Florida statute 440.11 precludes workers injured on the job from recovering damages from the employer at law or in admiralty on account of such injury or death. Damages at law or in admiralty include non-economic damages such as pain and suffering. It is a common law remedy. Damages for pain and suffering are not available under Florida’s workers’ compensation system. Basically, workers’ compensation benefits are limited to medical and indemnity. Statute 440.10 extends the 440.11 immunity to contractors and subcontractors on the same project who are not the injured worker’s actual employer. They are considered statutory employers.
It is every personal injury lawyer’s job to maximize his or her client’s recovery. In most workplace accidents, the injured worker is limited to workers’ compensation benefits, leaving the personal injury lawyer without a role. (Our law firm handles both personal injury and workers’ compensation cases.) This is not only because of 440.10 and 440.11. In many instances, there is nobody to blame for the accident other than the employee.
Are there exceptions to 440.10 and 440.11? Yes. To succeed against the actual employer, the employee must demonstrate that the employer’s conduct rose to the level of intentional conduct substantially certain to result in injury. To make good on a case against a 440.10 entity, the employee must demonstrate the following:
1) circumstances constituting an imminent or clear and present danger amounting to a more than normal or usual peril, 2) knowledge or awareness of the imminent danger on the part of the tortfeasor, and 3) an act or omission that evinces a conscious disregard of the consequences. Kline v. Rubio, 652 So. 2d 964, 965-66 (Fla. 3d DCA 1995).

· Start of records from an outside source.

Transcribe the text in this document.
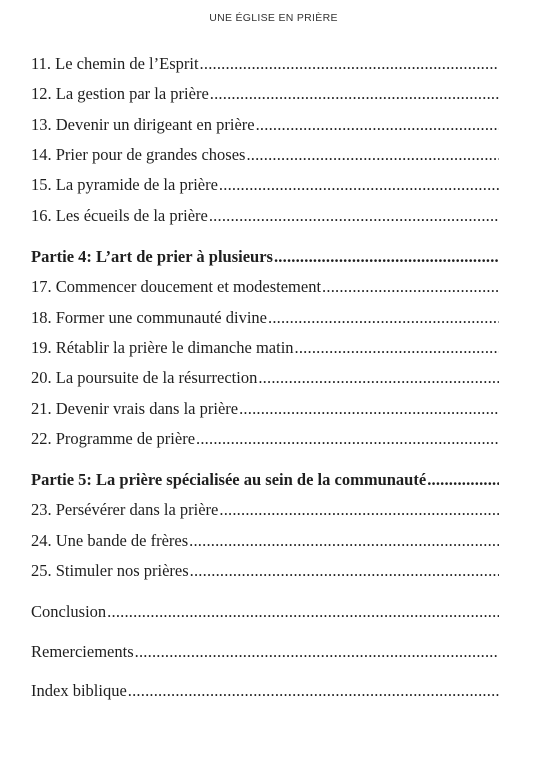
UNE ÉGLISE EN PRIÈRE
11. Le chemin de l’Esprit
.....
12. La gestion par la prière
.....
13. Devenir un dirigeant en prière
.....
14. Prier pour de grandes choses
.....
15. La pyramide de la prière
.....
16. Les écueils de la prière
.....
Partie 4: L’art de prier à plusieurs
.....
17. Commencer doucement et modestement
.....
18. Former une communauté divine
.....
19. Rétablir la prière le dimanche matin
.....
20. La poursuite de la résurrection
.....
21. Devenir vrais dans la prière
.....
22. Programme de prière
.....
Partie 5: La prière spécialisée au sein de la communauté
.....
23. Persévérer dans la prière
.....
24. Une bande de frères
.....
25. Stimuler nos prières
.....
Conclusion
.....
Remerciements
.....
Index biblique
.....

Under certain circumstances, an employee may pursue these common law remedies after receiving workers’ compensation benefits. At least one case, Vellejos v. Lan Cargo SA, appears to have allowed the pursuit after the workers’ compensation case was settled and a broad release was signed. (Vellejos, the injured worker, sued a subcontractor alleging gross negligence. The appellate court said he had the right to do so, but upheld the trial court’s summary judgment dismissal on the basis that, as a matter of law, no reasonable jury to conclude that the facts constituted gross negligence. The opinion is confusing and has not been cited as authority by any other appellate courts.)

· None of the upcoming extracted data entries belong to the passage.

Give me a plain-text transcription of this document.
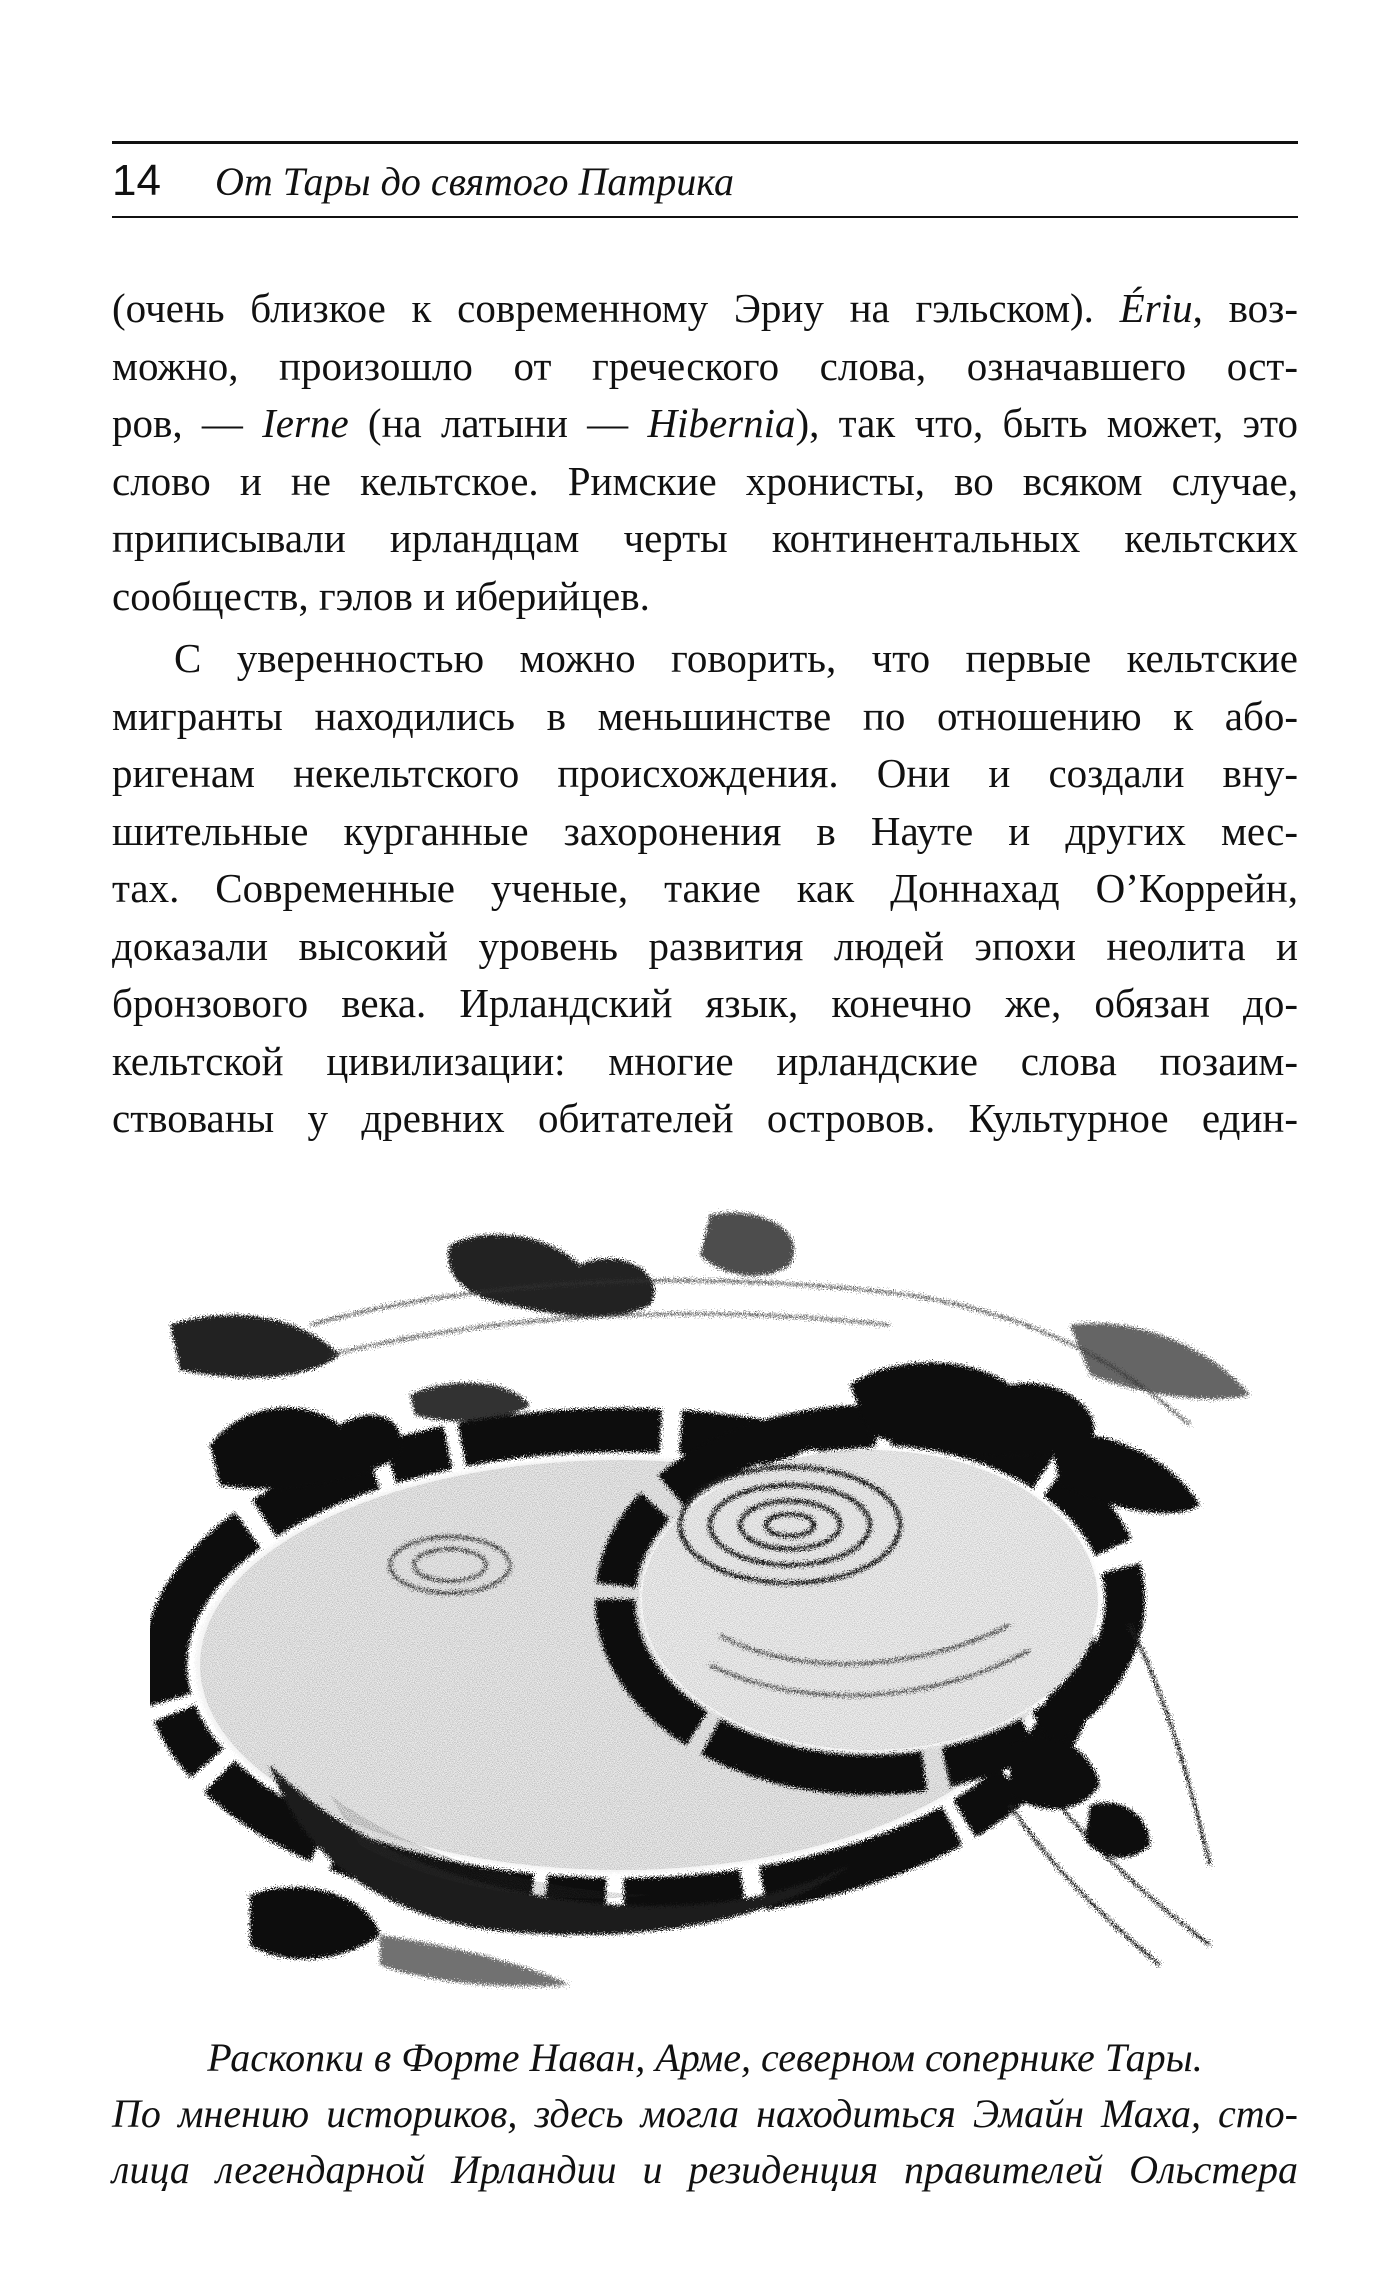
14 От Тары до святого Патрика
(очень близкое к современному Эриу на гэльском). Ériu, воз-
можно, произошло от греческого слова, означавшего ост-
ров, — Ierne (на латыни — Hibernia), так что, быть может, это
слово и не кельтское. Римские хронисты, во всяком случае,
приписывали ирландцам черты континентальных кельтских
сообществ, гэлов и иберийцев.
С уверенностью можно говорить, что первые кельтские
мигранты находились в меньшинстве по отношению к або-
ригенам некельтского происхождения. Они и создали вну-
шительные курганные захоронения в Науте и других мес-
тах. Современные ученые, такие как Доннахад О’Коррейн,
доказали высокий уровень развития людей эпохи неолита и
бронзового века. Ирландский язык, конечно же, обязан до-
кельтской цивилизации: многие ирландские слова позаим-
ствованы у древних обитателей островов. Культурное един-
Раскопки в Форте Наван, Арме, северном сопернике Тары.
По мнению историков, здесь могла находиться Эмайн Маха, сто-
лица легендарной Ирландии и резиденция правителей Ольстера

A person injured while working has the right to elect between two different remedies — workers’ compensation and common law — for compensation. “However … the point upon which a worker’s action with regard to a compensation claim constitutes an election of the workers’ compensation remedy to the exclusion of a civil action is not entirely clear.” Jones v. Martin Electronics, Inc., 932 So. 2d 1100, 1105 (Fla. 2006). Florida courts have clearly stated that the “[m]ere acceptance of some compensation benefits . . . is not enough to constitute an election” of remedies. Velez v. Oxford Dev. Co., 457 So.2d 1388, 1390 (Fla. 3d DCA 1984) (quoting Whitney-Fidalgo Seafoods, Inc. v. Beukers, 554 P.2d 250, 254 (Alaska 1976)); see also Wheeled Coach Indus., Inc. v. Annulis, 852 So.2d 430, 432 (Fla. 5th DCA 2003); Hernandez v. United Contractors Corp., 766 So.2d 1249, 1252 (Fla. 3d DCA 2000); Lowry v. Logan, 650 So.2d 653, 657 (Fla. 1st DCA 1995); Wishart v. Laidlaw Tree Serv., Inc., 573 So.2d 183, 184 (Fla. 2d DCA 1991).
There are also the cases where, because the compensability of the claim or the status of the employee at the time of the injury was contested, an election was not made: Vasquez v. Sorrells Grove Care, Inc., 962 So. 2d 411, 415 (Fla. 2d DCA 2007) (noting that the carrier contested the compensability of the claim and whether Vasquez was an employee); Hernandez v. United Contractors Corp., 766 So. 2d 1249, 1252 (Fla. 3d DCA 2000) (holding that because the carrier contested the compensability of the claim and took the position that there was no evidence that the accident arose out of and in the course and scope of Hernadez’s employment, there was no conclusion on the merits); Lowry v. Logan, 650 So. 2d 653, 658 (Fla. 1st DCA 1995) (“there remain disputed issues of fact concerning whether Lowry is an [sic] covered employee or an independent contractor and whether he was injured in the course and scope of his employment”); Wright v. Douglas N. Higgins, Inc., 617 So. 2d 460, 461-62 (Fla. 3d DCA 1993) (reversing summary judgment because there was no determination that plaintiff was an employee in the workers’ compensation case); Wishart v. Laidlaw Tree Serv., Inc., 573 So. 2d 183, 184 (Fla. 2d DCA 1991) (“The critical issue of fact which must be determined by the trial judge is whether the employee was injured in the course and scope of his employment.”); Velez v. Oxford Dev. Co., 457 So. 2d 1388, 1391 (Fla. 3d DCA 1984) (reversing summary judgment because there was no determination that plaintiff was an employee in the workers’ compensation case).